Kolor widać jest tu ciemniejszy niż w Eclipse, i dość ciemny na taki wiek rumu, co zdecydowanie jest zasługą beczki. Zapach zdecydowanie intensywniejszy niż Eclipse, z bardzo ciekawą nutą prażoną (migdały, orzechy).

Smak również intensywniejszy, nawet powiedziałbym, że o 2 tony. Czuć dwa wpływy, i beczek po whiksy, dodaje mu więc trochę zadziorności i wytrawności, a także opalonej beczki, podtrzymując nuty przypalone i prażone (orzechy), kakao.
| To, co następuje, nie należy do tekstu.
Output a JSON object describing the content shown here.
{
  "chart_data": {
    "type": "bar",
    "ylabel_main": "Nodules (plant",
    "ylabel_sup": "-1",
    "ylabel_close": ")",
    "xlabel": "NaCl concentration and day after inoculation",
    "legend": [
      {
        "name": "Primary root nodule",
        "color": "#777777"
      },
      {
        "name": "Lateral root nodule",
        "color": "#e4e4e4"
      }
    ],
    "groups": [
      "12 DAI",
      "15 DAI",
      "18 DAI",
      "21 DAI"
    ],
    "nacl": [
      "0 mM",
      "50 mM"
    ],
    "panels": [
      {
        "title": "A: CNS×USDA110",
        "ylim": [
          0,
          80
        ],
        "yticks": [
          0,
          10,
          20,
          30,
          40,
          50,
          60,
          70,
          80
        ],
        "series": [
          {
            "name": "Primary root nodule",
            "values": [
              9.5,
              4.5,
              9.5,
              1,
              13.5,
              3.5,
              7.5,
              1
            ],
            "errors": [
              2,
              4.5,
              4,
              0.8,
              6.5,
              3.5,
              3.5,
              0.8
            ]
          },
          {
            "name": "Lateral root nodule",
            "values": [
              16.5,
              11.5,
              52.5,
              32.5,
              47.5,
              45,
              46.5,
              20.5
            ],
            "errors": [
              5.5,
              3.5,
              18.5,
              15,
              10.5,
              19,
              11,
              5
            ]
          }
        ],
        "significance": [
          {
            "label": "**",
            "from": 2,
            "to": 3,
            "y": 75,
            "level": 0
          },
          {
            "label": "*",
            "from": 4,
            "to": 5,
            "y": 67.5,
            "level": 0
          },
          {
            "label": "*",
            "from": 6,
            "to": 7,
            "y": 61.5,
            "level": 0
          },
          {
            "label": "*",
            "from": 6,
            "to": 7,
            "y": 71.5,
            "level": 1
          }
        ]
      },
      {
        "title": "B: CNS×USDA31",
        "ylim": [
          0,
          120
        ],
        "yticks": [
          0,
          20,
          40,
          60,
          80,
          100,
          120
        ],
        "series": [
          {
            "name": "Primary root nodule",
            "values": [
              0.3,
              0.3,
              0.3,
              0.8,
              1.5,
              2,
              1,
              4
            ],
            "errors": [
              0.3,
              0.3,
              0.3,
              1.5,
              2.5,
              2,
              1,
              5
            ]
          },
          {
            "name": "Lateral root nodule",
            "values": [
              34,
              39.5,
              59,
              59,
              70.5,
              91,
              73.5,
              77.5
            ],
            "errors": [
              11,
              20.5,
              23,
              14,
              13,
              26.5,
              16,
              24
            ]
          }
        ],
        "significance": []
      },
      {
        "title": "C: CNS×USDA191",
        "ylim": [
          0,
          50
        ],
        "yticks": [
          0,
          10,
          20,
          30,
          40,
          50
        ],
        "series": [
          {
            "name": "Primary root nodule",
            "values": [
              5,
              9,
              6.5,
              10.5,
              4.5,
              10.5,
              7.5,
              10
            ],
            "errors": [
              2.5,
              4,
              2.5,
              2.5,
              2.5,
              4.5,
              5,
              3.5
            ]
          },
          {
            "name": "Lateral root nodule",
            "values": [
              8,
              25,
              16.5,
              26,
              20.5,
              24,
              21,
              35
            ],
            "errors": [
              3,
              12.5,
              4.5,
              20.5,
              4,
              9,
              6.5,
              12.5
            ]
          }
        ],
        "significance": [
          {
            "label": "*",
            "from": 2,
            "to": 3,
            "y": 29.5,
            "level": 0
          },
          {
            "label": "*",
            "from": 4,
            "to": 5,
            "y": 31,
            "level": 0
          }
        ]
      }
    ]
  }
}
Naturalnie elementy owocowe są też wyczuwalne, ale raczej subtelnie, jako dopełnienie profilu bardziej wytrawno-drzewnego.
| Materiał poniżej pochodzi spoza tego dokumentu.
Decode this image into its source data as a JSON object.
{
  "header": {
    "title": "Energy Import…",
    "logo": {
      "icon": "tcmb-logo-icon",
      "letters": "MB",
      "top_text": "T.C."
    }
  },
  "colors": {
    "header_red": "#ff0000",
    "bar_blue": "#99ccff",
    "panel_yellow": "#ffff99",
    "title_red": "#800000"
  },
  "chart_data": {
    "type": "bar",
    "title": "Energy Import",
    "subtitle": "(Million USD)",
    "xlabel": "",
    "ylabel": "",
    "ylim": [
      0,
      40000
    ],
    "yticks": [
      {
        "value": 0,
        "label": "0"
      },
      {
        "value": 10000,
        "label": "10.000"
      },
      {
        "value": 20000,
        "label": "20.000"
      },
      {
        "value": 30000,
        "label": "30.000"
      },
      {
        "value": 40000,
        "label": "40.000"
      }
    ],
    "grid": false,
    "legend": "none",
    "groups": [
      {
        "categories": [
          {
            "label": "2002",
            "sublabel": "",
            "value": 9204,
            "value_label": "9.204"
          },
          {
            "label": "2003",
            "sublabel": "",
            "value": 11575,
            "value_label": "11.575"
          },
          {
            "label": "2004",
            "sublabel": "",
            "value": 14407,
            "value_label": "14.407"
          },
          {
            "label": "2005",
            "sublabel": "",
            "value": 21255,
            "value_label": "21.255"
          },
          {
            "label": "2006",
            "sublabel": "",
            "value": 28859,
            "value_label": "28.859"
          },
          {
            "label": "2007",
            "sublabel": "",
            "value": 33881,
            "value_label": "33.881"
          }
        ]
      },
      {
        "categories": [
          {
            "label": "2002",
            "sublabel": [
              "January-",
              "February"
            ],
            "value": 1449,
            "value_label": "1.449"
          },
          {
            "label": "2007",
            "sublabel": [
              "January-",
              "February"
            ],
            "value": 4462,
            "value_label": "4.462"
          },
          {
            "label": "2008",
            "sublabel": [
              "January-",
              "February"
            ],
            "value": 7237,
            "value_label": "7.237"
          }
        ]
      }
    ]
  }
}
Bardzo mi ten przypalony temat pasuje, alkohol jest tu bardziej ułożony niż w Eclipse, mimo że mamy tu 3% alkoholu więcej. Nadaje się już do picia solo. I moim zdaniem Trudiann stworzyła świetny blend w tej kategorii wiekowo-cenowej. Kupiłem tą butelkę za 95 zł. W mojej ocenie, w tej cenie to jest mistrzostwo świata! Natomiast jeżeli znajdziecie tą butelkę w okolicach 120-130 zł, jak często można było ją znaleźć wcześniej, to też warto spróbować, choćby dla tego prażonego, przypalonego posmaku.
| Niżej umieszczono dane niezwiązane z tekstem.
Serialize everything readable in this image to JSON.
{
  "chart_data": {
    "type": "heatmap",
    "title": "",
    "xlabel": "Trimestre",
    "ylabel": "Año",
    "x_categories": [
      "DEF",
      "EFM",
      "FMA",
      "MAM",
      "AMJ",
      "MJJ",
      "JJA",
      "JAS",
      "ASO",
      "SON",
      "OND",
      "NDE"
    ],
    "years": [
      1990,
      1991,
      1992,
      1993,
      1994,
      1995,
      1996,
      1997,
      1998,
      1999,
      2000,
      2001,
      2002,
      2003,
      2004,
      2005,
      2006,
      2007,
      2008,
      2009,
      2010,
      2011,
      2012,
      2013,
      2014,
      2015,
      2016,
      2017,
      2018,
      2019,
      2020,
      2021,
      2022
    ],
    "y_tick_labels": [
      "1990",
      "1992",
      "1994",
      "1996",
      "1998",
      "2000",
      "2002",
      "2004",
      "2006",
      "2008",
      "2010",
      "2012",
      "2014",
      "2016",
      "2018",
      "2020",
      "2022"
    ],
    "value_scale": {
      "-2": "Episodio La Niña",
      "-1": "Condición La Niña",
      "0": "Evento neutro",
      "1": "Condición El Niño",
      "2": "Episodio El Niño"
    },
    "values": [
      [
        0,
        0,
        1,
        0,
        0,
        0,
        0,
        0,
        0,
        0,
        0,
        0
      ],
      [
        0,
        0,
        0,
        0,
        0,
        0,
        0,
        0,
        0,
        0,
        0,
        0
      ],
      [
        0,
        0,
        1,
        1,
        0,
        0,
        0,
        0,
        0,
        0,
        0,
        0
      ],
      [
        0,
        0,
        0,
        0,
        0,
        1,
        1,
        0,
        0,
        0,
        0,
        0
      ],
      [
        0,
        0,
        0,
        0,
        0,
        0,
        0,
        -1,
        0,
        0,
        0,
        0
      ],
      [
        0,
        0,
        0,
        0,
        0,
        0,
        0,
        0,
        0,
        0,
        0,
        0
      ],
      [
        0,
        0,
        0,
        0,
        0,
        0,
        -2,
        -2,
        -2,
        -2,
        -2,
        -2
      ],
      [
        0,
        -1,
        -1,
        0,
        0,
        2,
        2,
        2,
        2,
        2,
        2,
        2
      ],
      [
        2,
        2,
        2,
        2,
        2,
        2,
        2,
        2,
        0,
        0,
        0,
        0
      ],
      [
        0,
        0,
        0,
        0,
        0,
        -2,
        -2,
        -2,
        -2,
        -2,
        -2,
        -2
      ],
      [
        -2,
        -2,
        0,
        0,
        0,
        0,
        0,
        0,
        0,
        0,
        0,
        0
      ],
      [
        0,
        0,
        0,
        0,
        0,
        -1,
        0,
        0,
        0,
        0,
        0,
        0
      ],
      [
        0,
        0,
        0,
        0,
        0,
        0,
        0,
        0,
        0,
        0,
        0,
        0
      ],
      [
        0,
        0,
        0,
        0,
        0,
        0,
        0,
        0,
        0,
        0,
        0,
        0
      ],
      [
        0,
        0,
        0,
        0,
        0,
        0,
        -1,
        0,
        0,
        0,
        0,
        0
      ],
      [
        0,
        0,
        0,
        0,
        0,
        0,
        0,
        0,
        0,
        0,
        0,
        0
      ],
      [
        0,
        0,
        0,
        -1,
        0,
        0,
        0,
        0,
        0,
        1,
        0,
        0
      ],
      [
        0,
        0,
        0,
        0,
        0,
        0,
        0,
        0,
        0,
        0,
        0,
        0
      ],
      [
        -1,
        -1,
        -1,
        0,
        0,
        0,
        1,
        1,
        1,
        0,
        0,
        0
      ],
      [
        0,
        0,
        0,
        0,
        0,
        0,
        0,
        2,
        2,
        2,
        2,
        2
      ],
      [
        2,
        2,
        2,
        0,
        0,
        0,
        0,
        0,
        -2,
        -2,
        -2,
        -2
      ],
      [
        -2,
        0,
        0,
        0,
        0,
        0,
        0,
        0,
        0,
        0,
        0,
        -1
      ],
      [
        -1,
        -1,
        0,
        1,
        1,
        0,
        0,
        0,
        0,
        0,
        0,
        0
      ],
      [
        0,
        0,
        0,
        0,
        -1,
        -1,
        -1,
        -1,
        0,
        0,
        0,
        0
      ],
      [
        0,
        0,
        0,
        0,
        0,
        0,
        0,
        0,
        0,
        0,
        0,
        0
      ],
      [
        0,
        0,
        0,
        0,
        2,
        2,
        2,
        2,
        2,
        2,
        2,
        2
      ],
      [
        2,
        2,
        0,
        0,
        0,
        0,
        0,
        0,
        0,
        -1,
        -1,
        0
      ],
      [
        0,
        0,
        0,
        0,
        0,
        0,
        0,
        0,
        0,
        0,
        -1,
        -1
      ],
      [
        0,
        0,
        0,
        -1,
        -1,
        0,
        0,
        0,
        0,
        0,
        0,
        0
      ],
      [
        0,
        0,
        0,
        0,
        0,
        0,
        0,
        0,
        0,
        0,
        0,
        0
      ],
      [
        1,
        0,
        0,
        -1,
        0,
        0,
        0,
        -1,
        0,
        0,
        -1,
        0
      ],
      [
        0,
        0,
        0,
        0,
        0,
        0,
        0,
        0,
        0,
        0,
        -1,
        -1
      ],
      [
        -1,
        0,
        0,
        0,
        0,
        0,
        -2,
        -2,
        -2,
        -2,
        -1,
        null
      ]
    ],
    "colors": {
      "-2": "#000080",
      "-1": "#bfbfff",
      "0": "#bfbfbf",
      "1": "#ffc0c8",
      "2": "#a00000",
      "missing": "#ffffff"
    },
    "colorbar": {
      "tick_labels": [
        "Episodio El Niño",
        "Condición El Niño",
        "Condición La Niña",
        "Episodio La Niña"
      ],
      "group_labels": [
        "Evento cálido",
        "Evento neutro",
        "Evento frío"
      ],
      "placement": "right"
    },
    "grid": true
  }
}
Moja ocena rum Mount Gay Black Barrel:
Wygląd: 0,75/1
Zapach: 1,6/2
Smak początkowy: 0,8/1
Smak: 3/4
Posmak: 1,3/2
Razem – 7,45 /10

Rum Mount Gay XO Triple Cask

XO, to drugi blend, który został zmieniony i dla mnie trochę kontrowersyjny, gdyż bardzo lubiłem jego poprzednika zrobionego przez Alana Smitha. I bardzo często go polecałem, jak choćby we wpisie o 12 rumach, od których zaczynałbym eksplorację rumowego uniwersum (tutaj). Natomiast przez kontrowersję nie mam na myśli, że nowy jest zły, wprost przeciwnie, jest bardzo dobry. Ale moim zdaniem kontrowersyjna jest decyzja biznesowa firmy.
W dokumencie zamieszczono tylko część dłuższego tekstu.